I’m also a big fan of little études, small practice pieces that lift you over a hurdle. And there are lots of hurdles in chamber music. Usually what I’m looking for is a bridge over technically-troubled waters. But the nineteenth-century étude composers—including the three Cs: Clementi, Cramer and Czerny—wrote études that are just too involved for a time-pressed adult to putter and mutter through. There are exceptions: 160 of them in Czerny’s useful Little Exercises, Opus 821, each only eight bars long. More recently, the inimitable Nicolas Slonimsky (51 Minitudes) and Donald Waxman (50 Études) have addressed the challenge of contemporary technique in their own whimsical ways. But for études that deal directly with the problems of chamber music, you’re on your own. And since necessity is the mother of invention, and chamber music is the sweet child of leisure, invention is time’s niece—or would be, if leisure married necessity—and chamber music and invention would be cousins. And cousins who play together, stay together. Right?
I have one friend who makes yogurt, another who keeps bees. Several who make their own cookies. Why not write your own études? Any sonata form gives you the material. You just need to assemble the ingredients and bake. This is Betty Crocker, not haute cuisine.

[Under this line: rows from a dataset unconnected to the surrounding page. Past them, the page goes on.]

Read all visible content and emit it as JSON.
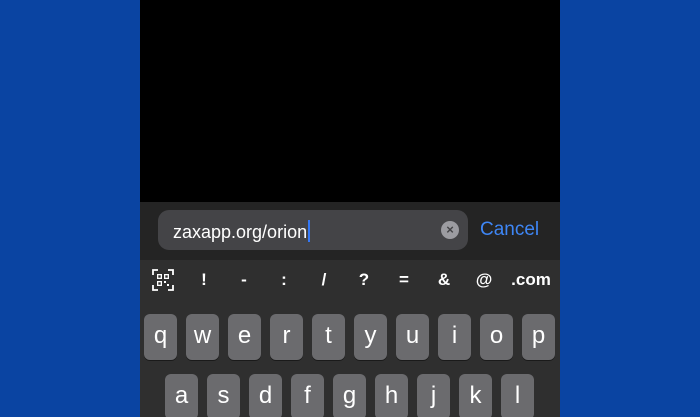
{
  "browser": {
    "url_value": "zaxapp.org/orion",
    "clear_symbol": "×",
    "cancel_label": "Cancel"
  },
  "keyboard": {
    "shortcuts": [
      "!",
      "-",
      ":",
      "/",
      "?",
      "=",
      "&",
      "@",
      ".com"
    ],
    "row1": [
      "q",
      "w",
      "e",
      "r",
      "t",
      "y",
      "u",
      "i",
      "o",
      "p"
    ],
    "row2": [
      "a",
      "s",
      "d",
      "f",
      "g",
      "h",
      "j",
      "k",
      "l"
    ]
  },
  "colors": {
    "background": "#0a44a2",
    "accent": "#3e86f5"
  }
}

I’ve been practicing Mozart’s G-minor Piano Quartet. Let’s use some simple thirdsy passages from the bridge to the second theme to illustrate. Both begin with a less than obvious fingering. I needed a way to drill and remember that fingering.
We’ve now seen the pattern at three different pitch levels, thirds apart. Those are the ingredients. Fill in the gaps (improvise a bit). Build in some repetition for eddication’s sake. Add an ascending bass line (a chance to practice the left-hand release on beat two). Quicken the rhythm at the cadence, and—voilà—you have an étude in moto perpetuo:
It’s a phrase that is pleasant to practice and makes musical sense. The next time I need to play this piece, I’ll be able to refresh my memory and my fingers quickly.
The benefits of practicing this way are at least fourfold:
- you play the same figuration from different parts of the piece in proximity.
- you experience the passage applied in sequence.
- you have a sense of forward motion and completion.
- you’ve imitated music in a style.
Most important: your practice has become creative. And that will make you want to keep practicing!